Thursday, December 04, 2008

The Practicing Progressive

The Rev. George M. Docherty died this past Thanksgiving Day at the very impressive age of 97. Unless you’re even older than I am, you probably don’t remember the good reverend or the sermon he preached to his congregation at New York Avenue Presbyterian Church in Washington D.C. on February 7th, 1954. In his homily, Pastor Docherty, a native of Scotland, mused on the lack of any reference to God in the Pledge of Allegiance. He admitted that he hadn’t even known of the pledge’s existence until his 7 year old son recited it for him. Docherty was stunned when he first heard it. “I came from Scotland, where we said ‘God save our gracious queen,’ ‘God save our gracious king.’ Here was the Pledge of Allegiance, and God wasn’t in it at all,” he recalled in an interview in 2004.

The minister’s topic that particular Sunday was hardly coincidental. He knew that President Dwight D. Eisenhower was to attend services that day. One can only assume that Docherty was a powerful preacher as the very next day a bill was introduced in the House of Representatives to add the phrase “under God” to the Pledge of Allegiance. President Eisenhower signed it into law that same year.

Despite the assumption of many that the pledge dates back to the founding fathers,
the original Pledge of Allegiance was the work of another cleric, Francis Bellamy, a Baptist minister and socialist who penned the pledge in 1892 for a children’s magazine celebrating the 400th anniversary of Christopher Columbus’ discovery of America.

The addition of the divine blessing to our nation disturbed a great many citizens who felt the phrase violated the intentions of the First Amendment. Equally disturbing for many others was the assumption that the phrase posits: There is one God and, presumably, America abides under this one God’s benevolence.

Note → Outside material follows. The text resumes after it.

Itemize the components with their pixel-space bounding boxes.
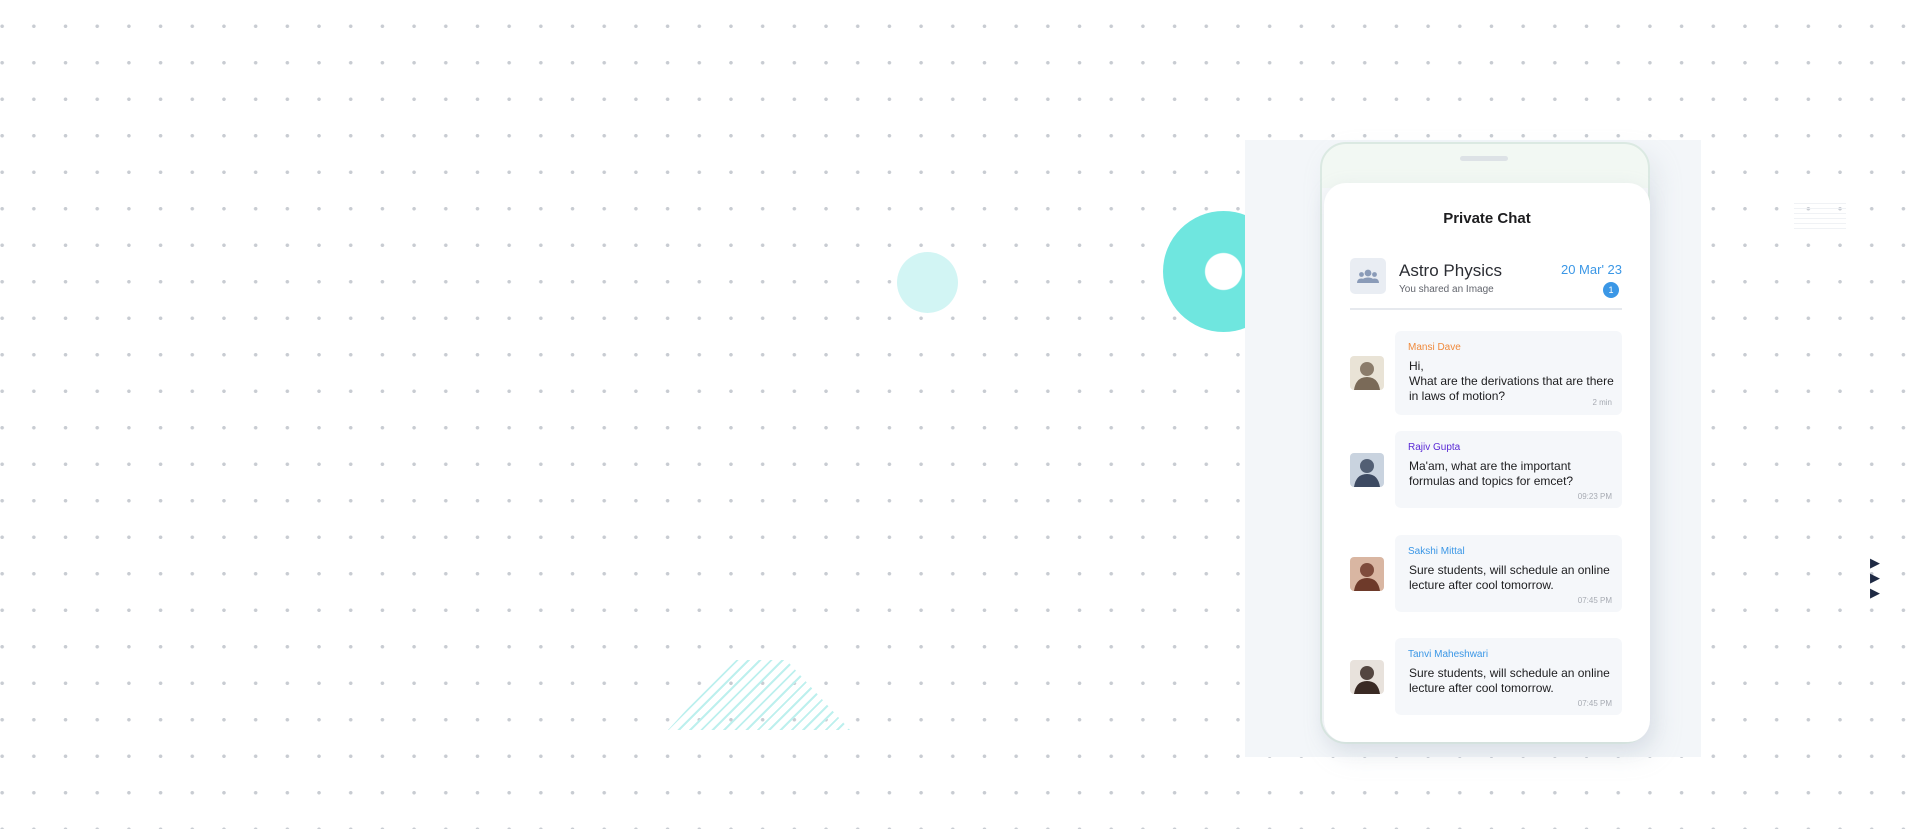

Such an assumption is highly problematic to anyone with even a passing understanding of the development of religions. Even putting aside the monotheistic implication, an implication that precludes patriotic polytheists like American Hindus and others, the idea that U.S. policies and actions somehow reflect divine intent is troubling to the extreme. Our recent military forays and the continuing discrimination in domestic matters provides vivid evidence for many of us that this is a God we would choose not to be under at all.

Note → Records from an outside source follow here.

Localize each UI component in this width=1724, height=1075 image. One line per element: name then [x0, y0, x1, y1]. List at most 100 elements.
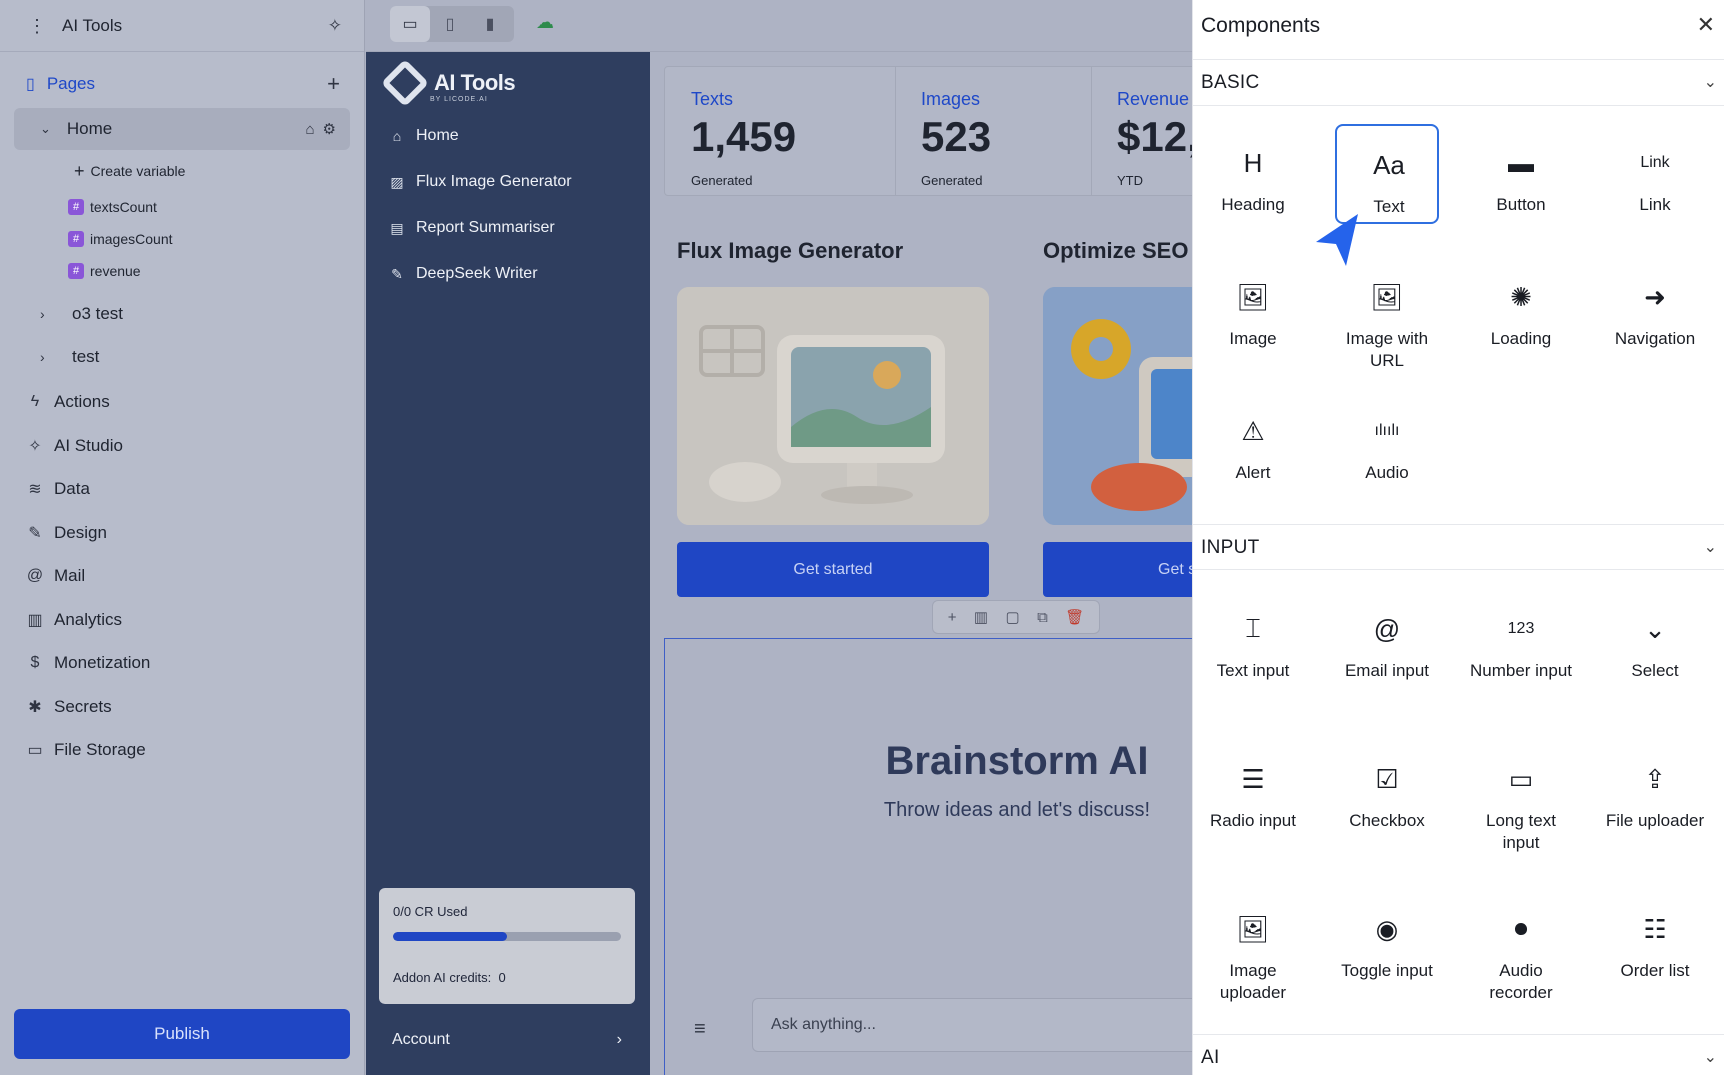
more-menu-icon[interactable]: ⋮ — [28, 17, 46, 35]
component-select[interactable]: ⌄ Select — [1603, 590, 1707, 690]
add-page-icon[interactable]: + — [327, 71, 340, 97]
stat-sub: Generated — [921, 173, 983, 188]
component-label: Toggle input — [1341, 961, 1433, 980]
app-nav-home[interactable]: ⌂ Home — [388, 123, 459, 149]
app-nav-flux[interactable]: ▨ Flux Image Generator — [388, 169, 571, 195]
logo-text: AI Tools — [434, 70, 516, 95]
create-variable-label: Create variable — [90, 163, 186, 179]
section-basic[interactable]: BASIC ⌄ — [1193, 60, 1724, 106]
stat-images: Images 523 Generated — [895, 67, 1091, 195]
nav-design[interactable]: ✎ Design — [26, 519, 107, 547]
component-number-input[interactable]: 123 Number input — [1469, 590, 1573, 690]
nav-ai-studio[interactable]: ✧ AI Studio — [26, 432, 123, 460]
component-label: File uploader — [1605, 811, 1705, 830]
pages-header[interactable]: ▯ Pages + — [26, 70, 340, 98]
stats-card[interactable]: Texts 1,459 Generated Images 523 Generat… — [664, 66, 1192, 196]
cloud-icon[interactable]: ☁ — [536, 12, 554, 33]
nav-file-storage[interactable]: ▭ File Storage — [26, 736, 145, 764]
nav-data[interactable]: ≋ Data — [26, 475, 90, 503]
page-item-o3-test[interactable]: › o3 test — [40, 301, 123, 327]
chevron-right-icon[interactable]: › — [40, 306, 60, 322]
gear-icon[interactable]: ⚙ — [323, 120, 336, 138]
component-label: Select — [1631, 661, 1679, 680]
component-link[interactable]: Link Link — [1603, 124, 1707, 224]
desktop-icon[interactable]: ▭ — [390, 6, 430, 42]
app-nav-label: Report Summariser — [416, 219, 555, 236]
component-heading[interactable]: H Heading — [1201, 124, 1305, 224]
image-upload-icon: 🖼 — [1236, 913, 1270, 944]
square-icon[interactable]: ▢ — [1005, 608, 1019, 626]
create-variable-button[interactable]: + Create variable — [74, 160, 185, 182]
account-item[interactable]: Account › — [392, 1027, 622, 1053]
component-file-uploader[interactable]: ⇪ File uploader — [1603, 740, 1707, 840]
at-icon: @ — [26, 567, 44, 584]
app-nav-deepseek[interactable]: ✎ DeepSeek Writer — [388, 261, 537, 287]
component-toggle-input[interactable]: ◉ Toggle input — [1335, 890, 1439, 990]
chevron-down-icon[interactable]: ⌄ — [40, 121, 51, 137]
ask-input[interactable]: Ask anything... — [752, 998, 1192, 1052]
component-alert[interactable]: ⚠ Alert — [1201, 392, 1305, 492]
chevron-down-icon: ⌄ — [1703, 1049, 1717, 1066]
plus-icon[interactable]: + — [948, 609, 957, 626]
component-text[interactable]: Aa Text — [1335, 124, 1439, 224]
nav-secrets[interactable]: ✱ Secrets — [26, 693, 111, 721]
get-started-button-2[interactable]: Get s — [1043, 542, 1192, 597]
variable-item[interactable]: # revenue — [68, 260, 141, 282]
component-label: Checkbox — [1349, 811, 1425, 830]
section-input[interactable]: INPUT ⌄ — [1193, 524, 1724, 570]
chevron-right-icon[interactable]: › — [40, 349, 60, 365]
columns-icon[interactable]: ▥ — [974, 608, 988, 626]
app-nav-report[interactable]: ▤ Report Summariser — [388, 215, 555, 241]
close-icon[interactable]: ✕ — [1697, 12, 1715, 38]
long-text-icon: ▭ — [1508, 763, 1534, 794]
get-started-button[interactable]: Get started — [677, 542, 989, 597]
pointer-cursor-icon — [1316, 214, 1358, 266]
heading-icon: H — [1243, 147, 1263, 178]
page-item-test[interactable]: › test — [40, 344, 99, 370]
nav-mail[interactable]: @ Mail — [26, 562, 85, 590]
component-text-input[interactable]: ⌶ Text input — [1201, 590, 1305, 690]
image-icon: ▨ — [390, 173, 404, 190]
trash-icon[interactable]: 🗑 — [1065, 608, 1084, 626]
text-input-icon: ⌶ — [1245, 613, 1261, 643]
button-icon: ▬ — [1508, 147, 1534, 178]
select-icon: ⌄ — [1644, 613, 1666, 644]
menu-icon[interactable]: ≡ — [694, 1018, 706, 1041]
nav-monetization[interactable]: $ Monetization — [26, 649, 151, 677]
component-image-with-url[interactable]: 🖼 Image with URL — [1335, 258, 1439, 371]
component-image[interactable]: 🖼 Image — [1201, 258, 1305, 358]
section-label: AI — [1201, 1047, 1220, 1068]
component-button[interactable]: ▬ Button — [1469, 124, 1573, 224]
ai-sparkle-icon[interactable]: ✧ — [328, 16, 342, 36]
pages-label: Pages — [46, 74, 96, 93]
nav-analytics[interactable]: ▥ Analytics — [26, 606, 122, 634]
asterisk-icon: ✱ — [28, 699, 42, 716]
section-ai[interactable]: AI ⌄ — [1193, 1034, 1724, 1075]
component-long-text-input[interactable]: ▭ Long text input — [1469, 740, 1573, 853]
component-audio-recorder[interactable]: ⏺ Audio recorder — [1469, 890, 1573, 1002]
component-label: Loading — [1490, 329, 1552, 348]
panel-header: Components ✕ — [1193, 0, 1724, 60]
mobile-icon[interactable]: ▮ — [470, 6, 510, 42]
stat-sub: Generated — [691, 173, 753, 188]
components-panel: Components ✕ BASIC ⌄ INPUT ⌄ AI ⌄ H Headi… — [1192, 0, 1724, 1075]
variable-item[interactable]: # imagesCount — [68, 228, 173, 250]
page-item-home[interactable]: ⌄ Home ⌂ ⚙ — [14, 108, 350, 150]
app-nav-label: Home — [416, 127, 459, 144]
component-order-list[interactable]: ☷ Order list — [1603, 890, 1707, 990]
nav-label: Data — [54, 479, 90, 498]
variable-item[interactable]: # textsCount — [68, 196, 157, 218]
component-checkbox[interactable]: ☑ Checkbox — [1335, 740, 1439, 840]
tablet-icon[interactable]: ▯ — [430, 6, 470, 42]
component-image-uploader[interactable]: 🖼 Image uploader — [1201, 890, 1305, 1003]
chevron-down-icon: ⌄ — [1703, 539, 1717, 556]
component-radio-input[interactable]: ☰ Radio input — [1201, 740, 1305, 840]
variable-label: textsCount — [90, 199, 157, 215]
component-navigation[interactable]: ➜ Navigation — [1603, 258, 1707, 358]
publish-button[interactable]: Publish — [14, 1009, 350, 1059]
component-loading[interactable]: ✺ Loading — [1469, 258, 1573, 358]
nav-actions[interactable]: ϟ Actions — [26, 388, 110, 416]
component-email-input[interactable]: @ Email input — [1335, 590, 1439, 690]
duplicate-icon[interactable]: ⧉ — [1037, 609, 1048, 626]
component-audio[interactable]: ılıılı Audio — [1335, 392, 1439, 492]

A growing number of American citizens are feeling less and less aligned with traditional religious expressions. The problems inherent in assuming an omnipresent, omnipotent and benevolent deity manifest themselves in a myriad of ways from personal tragedies to very public horrors. Many spiritually sensitive people find the traditional image of an anthropomorphic heavenly being severely limiting and have turned to other theological models. To assume that the people of this one nation have one understanding of God is naïve at best and contrary to all evidence. As a parish pastor for thirty years, I can assure you that even in one small mountain congregation the range of understanding of God and godly actions is vast.
In the same week of The Reverend Docherty’s demise, a group of atheists filed suit against the State of Kentucky’s Department of Homeland Security for formally announcing that the security of that state "cannot be achieved apart from reliance upon almighty God.” Indeed, the official state position that offers offence to the atheists also includes a verse from the Bible: "Except the Lord keep the city, the watchman waketh but in vain." (Psalm 127) The atheists are not only concerned with what they consider the abuse of the First Amendment but also the very possible presumption that those assigned to protect Kentuckians’ safekeeping might shirk their duties off on a God who, the atheists point out, hasn’t been particularly consistent of late in the security department.
There are many who continue to believe that America’s Constitution assumes but one theological perspective. But of course there is no mention of God anywhere in that treasured document. The writers were abundantly clear in their intention to forbid any attempt on the part of this new government to intrude on the religious beliefs, or lack of beliefs, of its citizenry.
So, rest in peace, dear reverend, even though you disturbed the peace of many.